The U.S. Centers for Medicare & Medicaid Services (CMS) has finalized the 2026 Physician Fee Schedule (PFS). The rule governs payment rates for physician services, including those in hospice and palliative care, among other provisions.
The 2026 PFS includes a 2.5% increase in physician Medicare payments, as well as a 0.75% bump in rates for qualifying alternative payment model participants.
Since 1992, Medicare payment has been made under the PFS for the services of physicians and other billing professionals. This includes practitioners in a variety of settings, including physician offices, hospitals, ambulatory surgical centers, skilled nursing facilities and other post-acute care settings, hospices, outpatient dialysis facilities, clinical laboratories and beneficiaries’ homes.
“CMS is working to strengthen and transform Medicare for the current and future generations while cracking down on waste and abuse that drives up costs,” said CMS Administrator Dr. Mehmet Oz, in a statement. “The actions we are taking will improve seniors’ access to high-quality, preventive care that will help them to live longer, healthier lives.”

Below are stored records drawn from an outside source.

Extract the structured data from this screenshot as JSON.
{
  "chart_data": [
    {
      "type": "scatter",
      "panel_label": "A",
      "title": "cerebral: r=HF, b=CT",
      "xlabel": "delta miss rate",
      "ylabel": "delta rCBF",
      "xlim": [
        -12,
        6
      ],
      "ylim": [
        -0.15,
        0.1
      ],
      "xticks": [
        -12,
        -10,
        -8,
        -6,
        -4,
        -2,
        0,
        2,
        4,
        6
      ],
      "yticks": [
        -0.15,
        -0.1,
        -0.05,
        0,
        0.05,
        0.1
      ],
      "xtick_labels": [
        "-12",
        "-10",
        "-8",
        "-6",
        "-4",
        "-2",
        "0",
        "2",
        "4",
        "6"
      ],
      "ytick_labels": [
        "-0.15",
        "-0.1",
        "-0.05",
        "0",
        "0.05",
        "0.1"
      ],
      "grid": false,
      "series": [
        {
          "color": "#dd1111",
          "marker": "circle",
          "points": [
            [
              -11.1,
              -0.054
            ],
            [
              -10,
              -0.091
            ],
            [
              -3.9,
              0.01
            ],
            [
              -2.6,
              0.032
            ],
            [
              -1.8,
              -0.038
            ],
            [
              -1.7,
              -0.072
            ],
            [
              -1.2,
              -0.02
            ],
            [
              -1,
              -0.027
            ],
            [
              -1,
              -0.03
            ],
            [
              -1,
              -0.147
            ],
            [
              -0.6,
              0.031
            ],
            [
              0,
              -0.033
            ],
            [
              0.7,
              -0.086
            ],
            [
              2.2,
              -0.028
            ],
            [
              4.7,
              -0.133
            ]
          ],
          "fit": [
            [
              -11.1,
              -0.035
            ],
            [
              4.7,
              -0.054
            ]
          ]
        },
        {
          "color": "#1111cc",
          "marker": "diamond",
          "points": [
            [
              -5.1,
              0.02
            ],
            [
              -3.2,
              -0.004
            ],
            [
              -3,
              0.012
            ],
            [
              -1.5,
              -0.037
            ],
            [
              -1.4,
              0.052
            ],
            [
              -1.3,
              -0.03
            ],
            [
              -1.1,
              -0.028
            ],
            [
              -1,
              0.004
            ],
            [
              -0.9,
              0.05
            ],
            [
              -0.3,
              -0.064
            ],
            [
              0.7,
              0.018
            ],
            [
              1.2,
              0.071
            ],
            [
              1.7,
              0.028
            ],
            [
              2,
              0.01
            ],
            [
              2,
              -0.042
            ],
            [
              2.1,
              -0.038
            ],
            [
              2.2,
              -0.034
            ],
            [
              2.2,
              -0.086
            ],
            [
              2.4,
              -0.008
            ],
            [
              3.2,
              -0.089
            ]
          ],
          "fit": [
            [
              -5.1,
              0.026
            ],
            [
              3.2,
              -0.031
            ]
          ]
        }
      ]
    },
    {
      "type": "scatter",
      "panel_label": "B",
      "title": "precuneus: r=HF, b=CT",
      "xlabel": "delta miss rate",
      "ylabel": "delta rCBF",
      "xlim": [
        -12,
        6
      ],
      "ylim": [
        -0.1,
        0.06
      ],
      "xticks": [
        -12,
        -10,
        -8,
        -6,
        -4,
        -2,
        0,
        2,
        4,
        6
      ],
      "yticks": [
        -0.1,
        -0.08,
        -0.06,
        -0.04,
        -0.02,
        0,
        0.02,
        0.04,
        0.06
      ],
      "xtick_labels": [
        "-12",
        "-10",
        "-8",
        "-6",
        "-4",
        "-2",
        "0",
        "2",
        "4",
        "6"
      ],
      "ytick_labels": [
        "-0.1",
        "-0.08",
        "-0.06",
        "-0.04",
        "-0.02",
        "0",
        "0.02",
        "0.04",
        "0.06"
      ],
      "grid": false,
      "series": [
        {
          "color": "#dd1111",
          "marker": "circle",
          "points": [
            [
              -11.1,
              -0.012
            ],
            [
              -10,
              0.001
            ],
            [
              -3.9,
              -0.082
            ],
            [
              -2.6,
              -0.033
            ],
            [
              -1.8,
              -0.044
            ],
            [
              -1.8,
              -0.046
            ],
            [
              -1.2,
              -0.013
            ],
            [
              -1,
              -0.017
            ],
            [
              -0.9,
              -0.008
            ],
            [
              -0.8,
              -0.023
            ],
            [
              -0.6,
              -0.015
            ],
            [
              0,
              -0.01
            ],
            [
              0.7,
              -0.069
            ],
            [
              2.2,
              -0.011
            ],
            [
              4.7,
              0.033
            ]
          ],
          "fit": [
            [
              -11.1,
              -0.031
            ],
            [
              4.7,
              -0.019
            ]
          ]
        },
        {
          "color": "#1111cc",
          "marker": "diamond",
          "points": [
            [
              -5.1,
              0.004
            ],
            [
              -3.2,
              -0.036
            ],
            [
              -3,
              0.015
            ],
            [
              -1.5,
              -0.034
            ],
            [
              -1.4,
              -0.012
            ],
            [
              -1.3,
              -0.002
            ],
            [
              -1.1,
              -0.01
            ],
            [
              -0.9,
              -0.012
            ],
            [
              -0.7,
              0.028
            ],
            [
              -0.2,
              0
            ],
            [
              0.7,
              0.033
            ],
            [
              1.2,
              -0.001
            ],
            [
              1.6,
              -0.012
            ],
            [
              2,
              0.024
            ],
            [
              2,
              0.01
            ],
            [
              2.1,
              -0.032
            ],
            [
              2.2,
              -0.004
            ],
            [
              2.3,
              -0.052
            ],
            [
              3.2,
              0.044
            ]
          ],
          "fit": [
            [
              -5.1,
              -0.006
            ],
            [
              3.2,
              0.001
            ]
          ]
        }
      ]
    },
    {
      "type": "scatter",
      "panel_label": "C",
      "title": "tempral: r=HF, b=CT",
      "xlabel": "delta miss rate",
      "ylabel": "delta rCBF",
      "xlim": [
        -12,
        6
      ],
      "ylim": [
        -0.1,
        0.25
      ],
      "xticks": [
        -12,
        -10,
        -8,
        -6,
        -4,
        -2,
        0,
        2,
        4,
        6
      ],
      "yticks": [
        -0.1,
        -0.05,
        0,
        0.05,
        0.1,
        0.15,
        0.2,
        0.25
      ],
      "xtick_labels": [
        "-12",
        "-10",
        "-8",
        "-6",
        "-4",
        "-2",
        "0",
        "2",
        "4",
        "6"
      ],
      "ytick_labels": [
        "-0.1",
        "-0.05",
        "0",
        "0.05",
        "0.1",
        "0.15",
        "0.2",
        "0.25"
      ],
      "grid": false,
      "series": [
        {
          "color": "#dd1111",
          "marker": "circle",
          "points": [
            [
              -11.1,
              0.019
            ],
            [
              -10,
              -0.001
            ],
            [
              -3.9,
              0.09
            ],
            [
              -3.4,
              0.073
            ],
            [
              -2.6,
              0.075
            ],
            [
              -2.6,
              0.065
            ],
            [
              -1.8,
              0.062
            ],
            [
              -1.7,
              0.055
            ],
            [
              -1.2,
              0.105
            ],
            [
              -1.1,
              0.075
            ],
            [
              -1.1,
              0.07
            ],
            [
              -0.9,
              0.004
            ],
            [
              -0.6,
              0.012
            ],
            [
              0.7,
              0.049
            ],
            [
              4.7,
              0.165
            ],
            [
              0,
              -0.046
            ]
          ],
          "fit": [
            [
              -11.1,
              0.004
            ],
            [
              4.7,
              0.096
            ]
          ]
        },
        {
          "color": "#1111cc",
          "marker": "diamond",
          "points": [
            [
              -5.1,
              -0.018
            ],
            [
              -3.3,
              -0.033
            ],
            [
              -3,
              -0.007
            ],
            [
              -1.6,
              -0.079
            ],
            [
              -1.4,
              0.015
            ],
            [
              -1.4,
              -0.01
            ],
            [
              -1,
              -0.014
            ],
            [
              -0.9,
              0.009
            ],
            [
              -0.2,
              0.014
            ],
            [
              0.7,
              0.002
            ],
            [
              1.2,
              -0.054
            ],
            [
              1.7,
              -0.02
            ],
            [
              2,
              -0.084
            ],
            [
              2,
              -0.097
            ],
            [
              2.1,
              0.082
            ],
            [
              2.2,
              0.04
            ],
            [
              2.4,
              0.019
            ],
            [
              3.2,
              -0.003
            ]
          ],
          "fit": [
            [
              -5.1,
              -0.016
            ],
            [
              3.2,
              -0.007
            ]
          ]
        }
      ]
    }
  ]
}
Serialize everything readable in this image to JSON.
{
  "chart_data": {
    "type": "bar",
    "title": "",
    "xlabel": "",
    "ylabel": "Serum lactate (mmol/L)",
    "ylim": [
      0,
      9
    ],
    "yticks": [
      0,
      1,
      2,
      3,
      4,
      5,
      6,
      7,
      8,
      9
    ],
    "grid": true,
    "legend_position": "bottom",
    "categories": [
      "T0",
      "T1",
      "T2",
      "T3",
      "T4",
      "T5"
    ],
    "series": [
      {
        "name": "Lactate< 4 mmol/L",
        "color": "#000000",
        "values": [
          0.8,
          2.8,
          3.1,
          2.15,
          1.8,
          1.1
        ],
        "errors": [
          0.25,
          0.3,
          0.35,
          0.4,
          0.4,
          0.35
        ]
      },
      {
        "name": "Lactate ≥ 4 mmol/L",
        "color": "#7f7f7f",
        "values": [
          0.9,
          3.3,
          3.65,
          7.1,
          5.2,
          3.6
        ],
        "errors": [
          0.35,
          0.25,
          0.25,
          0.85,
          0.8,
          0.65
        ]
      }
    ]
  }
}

Payments through the PFS are based on the relative resources usually used to provide the service for which a provider is billing. CMS applies relative value units to each service for the work involved, physician practice expenses and malpractice expenses. The agency then uses a conversion factor against those numbers to reach the payment rates. The relative value units are also adjusted geographically to reflect variations in costs around the country.
CMS made changes in the schedule to how it calculates aspects of the PFS. Historically, CMS has relied on survey data from the AMA Relative Value Scale Update Committee to estimate the potential costs to providers.
To counter common discrepancies in the results, CMS is now applying an efficiency adjustment to those relative value units. This would apply to all billing codes except for those that are time-based, including evaluation and management services, care management, behavioral health and some telehealth services. The agency will now use data from the Medicare Economic Index to calculate the efficiency adjustment.
“These changes address concerns about distorted payment values that have existed for years. The Medicare Payment Advisory Commission, the Government Accountability Office, and researchers across the political spectrum have called out long-standing overvaluation of certain procedures and undervaluation of time-intensive services like primary care,” CMS indicated in a statement. “Left unaddressed, these gaps compound over time, especially as digital tools and automation accelerate efficiency gains in some specialties.”
CMS also updated its methods for determining practice expenses to “better reflect current clinical practice,” according to the agency. The new approach is designed to recognize greater indirect costs for practitioners in office-based settings compared to facility settings.
The rule also finalized the launch of the new Ambulatory Specialty Model (ASM), designed to improve care for patients with chronic conditions. The new payment model focuses on some of the most significant areas of Medicare spending, particularly specialty care for patients with heart failure and low back pain. The ASM model aims to enhance quality and reduce low-value care by improving upstream chronic disease management.
CMS in the rule also finalized a new streamlined process for adding services to the Medicare Telehealth Services List. Physicians will also be allowed to provide some services that require a physician’s supervision via telehealth. This does not include face-to-face recertifications for hospice.